Вот только кто расскажет ему?
Генерал Йаре вернулся на следующий день. Тури, всю ночь не сомкнувшая глаз, с трудом нашла в себе силы поприветствовать его поклоном.
– Вы готовы продолжить разговор? – с подчеркнутой вежливостью поинтересовался он, когда они сели за стол. Заметив, как побледнело ее лицо, генерал поспешил заверить: – Не беспокойтесь, сегодня обойдемся без фотографий.
Тури подняла взгляд и попыталась понять: он шутит или издевается? Но сегодняшний генерал отличался от вчерашнего. Глаза его смотрели с благосклонностью, на губах лежала улыбка.
Капитан Леор передала ему папку. Тури достаточно было одного взгляда, чтобы узнать ее. Это была папка из книжного шкафа у нее дома. «Но как?» – чуть не сорвалось с языка Тури, но она благоразумно промолчала.
Когда имеешь дело с военной полицией, не стоит ничему удивляться.
– Опасно хранить такие документы у себя дома, доктор Йонаш, – в ответ на ее испуганный взгляд сказал генерал. – Но я рад, что вы нарушили инструкции. Иначе как бы мы узнали правду? – с открытой усмешкой добавил он.
Тури стиснула зубы и попыталась напустить на себя равнодушный вид.
– Представьте себе, как много интересного мы узнали про вашего П-9. Тяжелое детство, двойное убийство, тюремная лечебница… Его отец тоже не производит впечатления уравновешенного человека, если верить полицейскому протоколу. Как вы думаете, болезнь П-9 передалась ему по наследству? – переворачивая листы в папке, спросил генерал.
Тури не выдержала его насмешливого взгляда и отвела глаза в сторону.
– Но самое интересное, – продолжал он, чуть повысив голос, – П-9 – единственный из ваших пациентов, у которого нет в живых никого из родственников. Полагаю, профессор выбрал его именно поэтому? Он думал, что его никто не будет искать?
Не дождавшись ее ответа, генерал сделал знак капитану Леор, и перед ним появилась вторая папка.
– А вот в карте вашего пациента, которую мы получили из архива «Каннон», – он постучал пальцем по папке, – есть весьма любопытная запись. В ней указано, что П-9 скончался в результате неудачных испытаний нового препарата и был кремирован.
Генерал сделал паузу. Тури молчала, уставившись в пространство между столом и полкой.
– Так как же вы объясните тот факт, что ваш П-9 находится сейчас у нас, живой и почти невредимый?
– Мне откуда знать? – огрызнулась она. – Профессор Камура отстранил меня от испытаний.
– Почему?
– Я не знаю! Спросите у него! Он мне ничего не объяснил. Просто отстранил и все!

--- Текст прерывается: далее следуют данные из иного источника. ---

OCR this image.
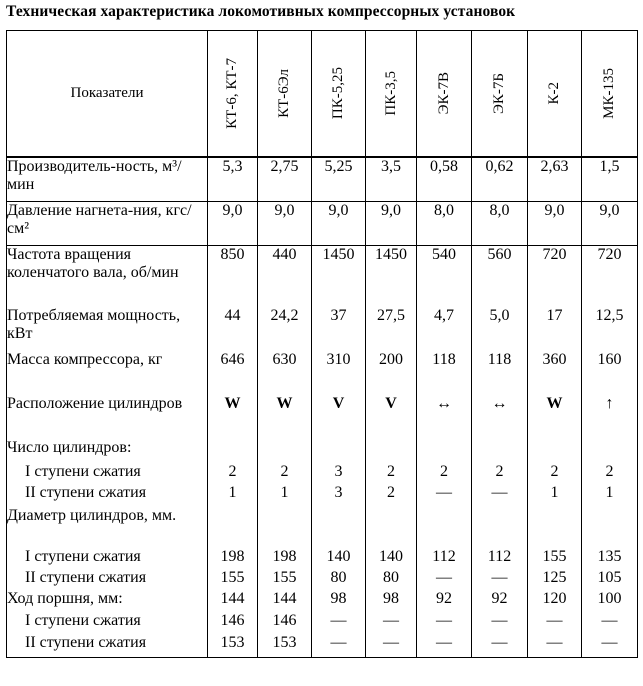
Техническая характеристика локомотивных компрессорных установок
Показатели	КТ-6, КТ-7	КТ-6Эл	ПК-5,25	ПК-3,5	ЭК-7В	ЭК-7Б	К-2	МК-135

Производитель-ность, м³/мин	5,3	2,75	5,25	3,5	0,58	0,62	2,63	1,5
Давление нагнета-ния, кгс/см²	9,0	9,0	9,0	9,0	8,0	8,0	9,0	9,0
Частота вращения коленчатого вала, об/мин	850	440	1450	1450	540	560	720	720
Потребляемая мощность, кВт	44	24,2	37	27,5	4,7	5,0	17	12,5
Масса компрессора, кг	646	630	310	200	118	118	360	160
Расположение цилиндров	W	W	V	V	↔	↔	W	↑
Число цилиндров:								
I ступени сжатия	2	2	3	2	2	2	2	2
II ступени сжатия	1	1	3	2	—	—	1	1
Диаметр цилиндров, мм.								
I ступени сжатия	198	198	140	140	112	112	155	135
II ступени сжатия	155	155	80	80	—	—	125	105
Ход поршня, мм:	144	144	98	98	92	92	120	100
I ступени сжатия	146	146	—	—	—	—	—	—
II ступени сжатия	153	153	—	—	—	—	—	—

– Хорошо, но чудесное воскрешение вашего пациента вас лично не удивляет? – прищурился генерал.
Тури опять не ответила. Наученная горьким опытом, она теперь взвешивала каждое свое слово или предпочитала вовсе промолчать.
– Так, может, в этом и состоит открытие профессора? – подсказал генерал. – Он научился возвращать мертвых к жизни?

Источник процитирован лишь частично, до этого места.